Search code examples
scalascala-collectionsscala-compiler

Complexity of mapping identity function to a Scala collection?


When I apply the Scala predefined identity function to a collection using the map method the original collection is returned unchanged. However, is the compiler smart enough to simply return the unchanged collection as an O(1) operation? Or will the identity function still be applied to each element in the original collection yielding a O(n) operation?


Solution

  • It is pretty straightforward to check that this is not the case.

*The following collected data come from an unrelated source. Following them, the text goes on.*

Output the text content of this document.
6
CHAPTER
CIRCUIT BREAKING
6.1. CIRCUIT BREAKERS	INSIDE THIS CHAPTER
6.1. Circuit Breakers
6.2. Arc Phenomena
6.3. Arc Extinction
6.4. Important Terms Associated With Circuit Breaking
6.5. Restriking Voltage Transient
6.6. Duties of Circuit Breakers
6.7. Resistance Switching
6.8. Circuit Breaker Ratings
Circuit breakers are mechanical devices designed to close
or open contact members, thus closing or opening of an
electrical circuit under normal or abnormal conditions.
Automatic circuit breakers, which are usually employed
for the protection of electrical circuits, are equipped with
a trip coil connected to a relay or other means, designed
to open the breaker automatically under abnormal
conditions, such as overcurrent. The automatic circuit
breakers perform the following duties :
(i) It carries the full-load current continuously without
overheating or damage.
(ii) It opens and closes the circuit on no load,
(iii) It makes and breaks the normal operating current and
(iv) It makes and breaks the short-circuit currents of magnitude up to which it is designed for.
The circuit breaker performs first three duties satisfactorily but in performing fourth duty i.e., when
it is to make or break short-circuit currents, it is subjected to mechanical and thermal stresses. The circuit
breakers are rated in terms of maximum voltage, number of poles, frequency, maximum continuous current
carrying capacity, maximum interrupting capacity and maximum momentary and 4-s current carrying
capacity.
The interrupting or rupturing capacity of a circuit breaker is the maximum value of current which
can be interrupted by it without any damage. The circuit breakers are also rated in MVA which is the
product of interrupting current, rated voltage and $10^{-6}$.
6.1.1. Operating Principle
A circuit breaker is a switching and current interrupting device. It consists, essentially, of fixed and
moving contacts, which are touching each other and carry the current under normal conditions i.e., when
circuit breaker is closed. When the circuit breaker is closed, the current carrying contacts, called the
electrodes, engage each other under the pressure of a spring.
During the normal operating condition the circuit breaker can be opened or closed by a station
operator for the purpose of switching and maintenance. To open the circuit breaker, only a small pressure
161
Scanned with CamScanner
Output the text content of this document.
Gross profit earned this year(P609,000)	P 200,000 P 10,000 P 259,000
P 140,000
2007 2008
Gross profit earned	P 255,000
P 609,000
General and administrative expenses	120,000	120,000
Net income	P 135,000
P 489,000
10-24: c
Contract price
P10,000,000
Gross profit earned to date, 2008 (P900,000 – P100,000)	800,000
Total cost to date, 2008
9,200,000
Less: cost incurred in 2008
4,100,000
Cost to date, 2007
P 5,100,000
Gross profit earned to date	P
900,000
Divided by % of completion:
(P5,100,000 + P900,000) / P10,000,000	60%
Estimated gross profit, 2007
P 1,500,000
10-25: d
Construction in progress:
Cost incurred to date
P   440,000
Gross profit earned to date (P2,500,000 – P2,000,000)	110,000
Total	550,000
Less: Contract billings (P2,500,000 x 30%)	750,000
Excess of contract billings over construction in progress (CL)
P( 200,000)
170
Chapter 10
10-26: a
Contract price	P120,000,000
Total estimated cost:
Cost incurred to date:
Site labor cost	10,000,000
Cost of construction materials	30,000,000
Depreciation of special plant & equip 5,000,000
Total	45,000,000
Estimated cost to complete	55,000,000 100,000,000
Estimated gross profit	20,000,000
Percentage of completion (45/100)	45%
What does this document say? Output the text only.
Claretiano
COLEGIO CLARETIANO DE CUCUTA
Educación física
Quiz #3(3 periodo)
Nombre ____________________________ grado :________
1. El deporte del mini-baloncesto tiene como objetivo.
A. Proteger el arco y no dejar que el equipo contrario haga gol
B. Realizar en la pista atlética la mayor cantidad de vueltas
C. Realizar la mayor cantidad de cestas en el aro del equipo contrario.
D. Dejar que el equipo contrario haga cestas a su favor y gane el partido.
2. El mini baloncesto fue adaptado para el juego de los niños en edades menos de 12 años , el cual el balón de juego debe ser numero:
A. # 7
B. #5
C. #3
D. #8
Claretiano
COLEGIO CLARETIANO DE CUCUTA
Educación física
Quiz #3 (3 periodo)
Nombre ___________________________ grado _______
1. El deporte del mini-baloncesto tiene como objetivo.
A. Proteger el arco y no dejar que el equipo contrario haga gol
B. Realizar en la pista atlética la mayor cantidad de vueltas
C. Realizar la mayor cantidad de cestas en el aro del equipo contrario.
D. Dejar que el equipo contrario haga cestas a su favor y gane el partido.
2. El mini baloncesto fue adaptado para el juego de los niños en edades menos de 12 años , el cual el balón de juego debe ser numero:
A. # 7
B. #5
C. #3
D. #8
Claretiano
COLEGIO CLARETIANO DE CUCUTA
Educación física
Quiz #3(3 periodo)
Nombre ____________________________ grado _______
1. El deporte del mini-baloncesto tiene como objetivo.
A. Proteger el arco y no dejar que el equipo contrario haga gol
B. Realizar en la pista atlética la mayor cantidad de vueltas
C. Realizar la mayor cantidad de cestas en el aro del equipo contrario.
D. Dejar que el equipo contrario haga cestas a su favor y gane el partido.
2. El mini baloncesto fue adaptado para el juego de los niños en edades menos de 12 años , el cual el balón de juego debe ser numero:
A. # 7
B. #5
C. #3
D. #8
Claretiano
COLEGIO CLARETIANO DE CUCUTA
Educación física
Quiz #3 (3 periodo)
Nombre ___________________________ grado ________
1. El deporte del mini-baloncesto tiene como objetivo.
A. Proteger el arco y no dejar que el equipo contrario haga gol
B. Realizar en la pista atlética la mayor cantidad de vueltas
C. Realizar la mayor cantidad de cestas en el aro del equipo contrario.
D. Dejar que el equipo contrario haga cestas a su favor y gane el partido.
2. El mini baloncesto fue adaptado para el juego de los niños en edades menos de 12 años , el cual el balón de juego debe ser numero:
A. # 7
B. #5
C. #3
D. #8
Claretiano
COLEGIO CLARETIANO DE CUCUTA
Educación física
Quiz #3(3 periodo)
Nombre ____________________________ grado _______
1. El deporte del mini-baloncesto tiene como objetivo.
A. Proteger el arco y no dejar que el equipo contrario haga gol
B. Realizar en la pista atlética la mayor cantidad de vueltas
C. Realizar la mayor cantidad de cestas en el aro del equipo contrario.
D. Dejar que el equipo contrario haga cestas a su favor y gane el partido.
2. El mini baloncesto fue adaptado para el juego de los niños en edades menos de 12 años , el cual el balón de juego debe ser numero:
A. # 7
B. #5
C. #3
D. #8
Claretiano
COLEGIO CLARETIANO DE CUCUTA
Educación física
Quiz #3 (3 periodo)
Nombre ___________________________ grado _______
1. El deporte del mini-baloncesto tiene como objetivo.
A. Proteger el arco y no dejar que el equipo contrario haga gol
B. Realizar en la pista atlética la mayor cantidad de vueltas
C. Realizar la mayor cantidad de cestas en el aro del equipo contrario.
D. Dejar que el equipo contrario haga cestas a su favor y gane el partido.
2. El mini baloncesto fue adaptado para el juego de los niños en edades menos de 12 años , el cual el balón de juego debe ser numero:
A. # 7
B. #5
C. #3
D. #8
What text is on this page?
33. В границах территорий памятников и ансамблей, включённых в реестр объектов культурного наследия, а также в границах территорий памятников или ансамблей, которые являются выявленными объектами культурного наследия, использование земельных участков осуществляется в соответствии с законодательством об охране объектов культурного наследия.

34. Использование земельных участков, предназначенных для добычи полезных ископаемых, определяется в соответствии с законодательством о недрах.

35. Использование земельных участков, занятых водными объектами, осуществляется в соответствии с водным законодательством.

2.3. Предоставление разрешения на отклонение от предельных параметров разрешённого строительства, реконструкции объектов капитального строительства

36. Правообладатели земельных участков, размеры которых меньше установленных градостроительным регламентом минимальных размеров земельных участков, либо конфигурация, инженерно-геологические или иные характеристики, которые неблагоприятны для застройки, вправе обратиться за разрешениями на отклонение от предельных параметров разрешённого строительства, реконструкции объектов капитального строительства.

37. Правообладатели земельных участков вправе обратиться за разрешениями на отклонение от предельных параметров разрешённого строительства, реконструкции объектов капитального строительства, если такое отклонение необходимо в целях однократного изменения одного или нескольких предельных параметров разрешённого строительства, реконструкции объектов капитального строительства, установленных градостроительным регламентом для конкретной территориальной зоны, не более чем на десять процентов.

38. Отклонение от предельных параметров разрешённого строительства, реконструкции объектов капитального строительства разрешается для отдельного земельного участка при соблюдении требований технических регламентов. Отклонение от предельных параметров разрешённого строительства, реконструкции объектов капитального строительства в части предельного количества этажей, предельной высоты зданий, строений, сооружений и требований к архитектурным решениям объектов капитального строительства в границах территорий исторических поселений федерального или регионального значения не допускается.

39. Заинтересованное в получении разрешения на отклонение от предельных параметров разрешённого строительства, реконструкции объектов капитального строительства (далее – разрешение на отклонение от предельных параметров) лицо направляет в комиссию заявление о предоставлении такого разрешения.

Start by making a test file with possibly optimized forms and compile it using scalac (with or without -optimise)

    /// TestMap.scala
    object TestMap {
      def mapOption[T](o: Option[T]): Option[T] = o.map(identity)
      def mapList[T](l: List[T]): List[T] = l.map(identity)
      def mapSeq[T](l: Seq[T]): Seq[T] = l.map(identity)
    }
    

    Then, checking javap -c TestMap.class you can see that nothing got optimized past specializing map to mapSeq, mapList, or mapOption:

    Compiled from "TestMap.scala"
    public final class TestMap {
      public static <T extends java/lang/Object> scala.collection.Seq<T> mapSeq(scala.collection.Seq<T>);
        Code:
           0: getstatic     #16                 // Field TestMap$.MODULE$:LTestMap$;
           3: aload_0       
           4: invokevirtual #18                 // Method TestMap$.mapSeq:(Lscala/collection/Seq;)Lscala/collection/Seq;
           7: areturn       
    
      public static <T extends java/lang/Object> scala.collection.immutable.List<T> mapList(scala.collection.immutable.List<T>);
        Code:
           0: getstatic     #16                 // Field TestMap$.MODULE$:LTestMap$;
           3: aload_0       
           4: invokevirtual #22                 // Method TestMap$.mapList:(Lscala/collection/immutable/List;)Lscala/collection/immutable/List;
           7: areturn       
    
      public static <T extends java/lang/Object> scala.Option<T> mapOption(scala.Option<T>);
        Code:
           0: getstatic     #16                 // Field TestMap$.MODULE$:LTestMap$;
           3: aload_0       
           4: invokevirtual #26                 // Method TestMap$.mapOption:(Lscala/Option;)Lscala/Option;
           7: areturn  
    

    More simply, this sort of optimization just doesn't extend well in languages with side-effects (on the other hand, in Haskell, this sort of thing happens regularly). Should the compiler optimise l.map(x => { println(x); x }) to l or not for example?